The jailing of Shahzan and Leevan is particularly shameful because it strikes at the heart of accountability. A free press exists precisely to hold the powerful to account, not to act as a propaganda wing for any government. When asking a question becomes “contempt,” and reporting becomes a punishable offence, democracy itself is placed behind bars.The Road AheadPresident Muizzu came to power promising a new chapter of sovereignty and good governance. Yet his administration increasingly resembles the very authoritarian tendencies previous generations of Maldivians struggled against. Using the judiciary and police to settle scores with critical media is not governance — it is intimidation.
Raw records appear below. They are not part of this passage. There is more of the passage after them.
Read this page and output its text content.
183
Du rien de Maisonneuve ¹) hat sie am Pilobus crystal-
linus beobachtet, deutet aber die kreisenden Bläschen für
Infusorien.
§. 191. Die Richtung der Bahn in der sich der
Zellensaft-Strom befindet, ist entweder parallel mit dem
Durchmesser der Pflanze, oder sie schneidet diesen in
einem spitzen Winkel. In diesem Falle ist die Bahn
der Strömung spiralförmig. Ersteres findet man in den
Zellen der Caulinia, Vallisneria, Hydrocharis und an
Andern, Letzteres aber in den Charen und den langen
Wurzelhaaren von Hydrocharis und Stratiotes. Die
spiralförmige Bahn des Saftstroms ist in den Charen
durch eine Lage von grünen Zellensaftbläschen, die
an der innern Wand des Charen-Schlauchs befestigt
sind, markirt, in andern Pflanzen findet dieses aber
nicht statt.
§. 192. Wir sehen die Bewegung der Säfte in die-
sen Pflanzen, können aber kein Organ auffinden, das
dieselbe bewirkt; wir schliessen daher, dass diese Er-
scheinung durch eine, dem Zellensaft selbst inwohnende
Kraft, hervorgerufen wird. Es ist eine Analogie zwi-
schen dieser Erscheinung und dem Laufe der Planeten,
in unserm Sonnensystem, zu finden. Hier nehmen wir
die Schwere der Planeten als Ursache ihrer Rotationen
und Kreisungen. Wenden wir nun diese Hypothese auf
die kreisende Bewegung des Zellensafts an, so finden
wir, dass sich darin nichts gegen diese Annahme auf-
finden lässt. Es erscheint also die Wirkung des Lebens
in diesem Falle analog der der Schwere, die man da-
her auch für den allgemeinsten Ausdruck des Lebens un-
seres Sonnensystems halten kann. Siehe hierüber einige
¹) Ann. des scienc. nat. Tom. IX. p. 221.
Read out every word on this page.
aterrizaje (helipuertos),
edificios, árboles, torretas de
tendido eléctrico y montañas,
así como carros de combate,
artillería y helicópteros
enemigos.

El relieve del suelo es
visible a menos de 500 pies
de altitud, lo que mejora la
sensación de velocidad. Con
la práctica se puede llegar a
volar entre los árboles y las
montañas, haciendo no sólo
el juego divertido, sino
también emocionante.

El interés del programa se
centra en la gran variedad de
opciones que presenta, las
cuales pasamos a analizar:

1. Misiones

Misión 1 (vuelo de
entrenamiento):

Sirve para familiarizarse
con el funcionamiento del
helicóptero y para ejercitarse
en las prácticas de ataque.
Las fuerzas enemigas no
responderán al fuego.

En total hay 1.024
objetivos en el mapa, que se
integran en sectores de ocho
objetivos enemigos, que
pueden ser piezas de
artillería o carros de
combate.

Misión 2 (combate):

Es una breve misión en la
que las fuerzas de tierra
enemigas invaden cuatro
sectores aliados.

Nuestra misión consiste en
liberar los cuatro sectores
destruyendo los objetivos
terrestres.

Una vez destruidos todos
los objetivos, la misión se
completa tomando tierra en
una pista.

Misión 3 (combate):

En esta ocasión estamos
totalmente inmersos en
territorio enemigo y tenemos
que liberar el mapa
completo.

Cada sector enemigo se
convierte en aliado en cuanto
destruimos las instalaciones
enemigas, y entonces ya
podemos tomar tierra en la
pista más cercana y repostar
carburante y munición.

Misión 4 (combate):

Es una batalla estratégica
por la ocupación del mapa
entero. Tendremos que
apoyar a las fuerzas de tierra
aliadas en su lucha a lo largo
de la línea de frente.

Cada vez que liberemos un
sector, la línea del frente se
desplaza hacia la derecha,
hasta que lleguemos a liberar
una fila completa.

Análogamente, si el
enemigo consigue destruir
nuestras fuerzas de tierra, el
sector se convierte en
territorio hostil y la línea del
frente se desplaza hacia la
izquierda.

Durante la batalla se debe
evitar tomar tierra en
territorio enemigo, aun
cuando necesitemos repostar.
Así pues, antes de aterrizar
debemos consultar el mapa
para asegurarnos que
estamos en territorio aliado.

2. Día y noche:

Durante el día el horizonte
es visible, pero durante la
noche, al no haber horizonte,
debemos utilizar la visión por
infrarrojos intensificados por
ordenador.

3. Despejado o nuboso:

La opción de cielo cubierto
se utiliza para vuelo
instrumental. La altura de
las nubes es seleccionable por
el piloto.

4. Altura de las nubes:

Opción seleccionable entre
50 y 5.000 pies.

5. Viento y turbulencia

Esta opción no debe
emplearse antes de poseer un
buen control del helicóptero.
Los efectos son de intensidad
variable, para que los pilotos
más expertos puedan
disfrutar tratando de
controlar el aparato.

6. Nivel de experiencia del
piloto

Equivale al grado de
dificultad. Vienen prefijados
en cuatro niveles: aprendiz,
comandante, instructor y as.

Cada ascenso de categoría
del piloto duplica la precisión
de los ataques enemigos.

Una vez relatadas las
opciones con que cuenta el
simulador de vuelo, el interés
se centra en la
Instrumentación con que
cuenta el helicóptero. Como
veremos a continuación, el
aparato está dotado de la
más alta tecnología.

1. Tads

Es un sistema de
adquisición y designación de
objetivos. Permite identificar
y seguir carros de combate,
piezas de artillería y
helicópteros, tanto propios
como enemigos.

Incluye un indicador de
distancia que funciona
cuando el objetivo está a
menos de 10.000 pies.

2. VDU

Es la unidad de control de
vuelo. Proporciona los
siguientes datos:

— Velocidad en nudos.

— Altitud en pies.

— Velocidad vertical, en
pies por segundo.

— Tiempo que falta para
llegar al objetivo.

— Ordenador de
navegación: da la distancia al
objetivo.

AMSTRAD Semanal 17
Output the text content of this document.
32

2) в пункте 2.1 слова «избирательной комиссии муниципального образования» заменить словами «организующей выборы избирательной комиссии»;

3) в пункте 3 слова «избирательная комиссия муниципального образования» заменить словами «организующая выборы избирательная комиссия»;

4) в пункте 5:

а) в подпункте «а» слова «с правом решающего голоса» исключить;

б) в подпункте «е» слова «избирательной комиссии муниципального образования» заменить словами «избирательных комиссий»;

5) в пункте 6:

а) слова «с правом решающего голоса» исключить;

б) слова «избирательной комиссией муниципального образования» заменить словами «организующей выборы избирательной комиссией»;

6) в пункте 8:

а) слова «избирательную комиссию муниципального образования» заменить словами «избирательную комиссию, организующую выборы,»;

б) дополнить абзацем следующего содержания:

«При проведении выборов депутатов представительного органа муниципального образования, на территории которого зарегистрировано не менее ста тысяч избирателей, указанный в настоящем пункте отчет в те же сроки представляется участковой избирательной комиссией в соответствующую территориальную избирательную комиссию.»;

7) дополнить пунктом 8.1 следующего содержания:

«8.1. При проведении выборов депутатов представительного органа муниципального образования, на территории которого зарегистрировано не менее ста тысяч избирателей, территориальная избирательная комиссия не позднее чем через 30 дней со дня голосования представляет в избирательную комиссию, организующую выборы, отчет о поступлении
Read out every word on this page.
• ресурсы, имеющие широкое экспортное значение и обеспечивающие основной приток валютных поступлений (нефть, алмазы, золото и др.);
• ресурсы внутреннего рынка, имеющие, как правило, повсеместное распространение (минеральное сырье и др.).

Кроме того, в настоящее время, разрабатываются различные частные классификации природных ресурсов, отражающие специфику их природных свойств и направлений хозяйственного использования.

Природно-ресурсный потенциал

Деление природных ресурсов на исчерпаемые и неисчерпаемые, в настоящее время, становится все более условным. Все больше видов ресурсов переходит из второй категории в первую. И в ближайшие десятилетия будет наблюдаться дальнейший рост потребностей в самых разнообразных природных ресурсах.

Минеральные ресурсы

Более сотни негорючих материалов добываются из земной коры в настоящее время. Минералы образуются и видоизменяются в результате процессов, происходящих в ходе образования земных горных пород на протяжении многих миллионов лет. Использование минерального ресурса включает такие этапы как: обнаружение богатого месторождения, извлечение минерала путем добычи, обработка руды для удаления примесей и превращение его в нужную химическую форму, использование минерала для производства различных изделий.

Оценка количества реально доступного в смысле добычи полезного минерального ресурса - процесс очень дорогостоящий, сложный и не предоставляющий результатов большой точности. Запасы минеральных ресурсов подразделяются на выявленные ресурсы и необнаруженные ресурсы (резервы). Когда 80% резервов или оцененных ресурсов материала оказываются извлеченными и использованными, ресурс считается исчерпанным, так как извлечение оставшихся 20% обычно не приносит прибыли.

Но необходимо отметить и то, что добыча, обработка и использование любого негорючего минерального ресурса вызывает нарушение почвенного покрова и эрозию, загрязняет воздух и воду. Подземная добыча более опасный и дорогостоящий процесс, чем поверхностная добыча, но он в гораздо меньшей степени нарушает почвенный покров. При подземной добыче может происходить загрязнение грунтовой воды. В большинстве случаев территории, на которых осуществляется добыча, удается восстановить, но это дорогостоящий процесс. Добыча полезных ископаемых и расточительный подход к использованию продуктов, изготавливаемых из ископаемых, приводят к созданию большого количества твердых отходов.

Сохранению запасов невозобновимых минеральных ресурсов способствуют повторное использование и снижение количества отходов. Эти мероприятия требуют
We call on the Muizzu government to immediately release Mohamed Shahzan and Leevan Ali Nasir, return seized equipment to Adhadhu, lift all travel bans and gag orders, and allow transparent, fair proceedings.
More importantly, we urge the administration to recommit to the constitutional guarantees of freedom of expression and press freedom. To my fellow Maldivian journalists: this is a test of our resolve. The Maldives needs independent voices now more than ever. We must continue to report without fear or favour, even as the space for truth narrows. History will judge this era harshly not for the questions we asked, but for the silence some tried to impose. The fight for media freedom in the Maldives is the fight for our democracy itself. We cannot afford to lose it.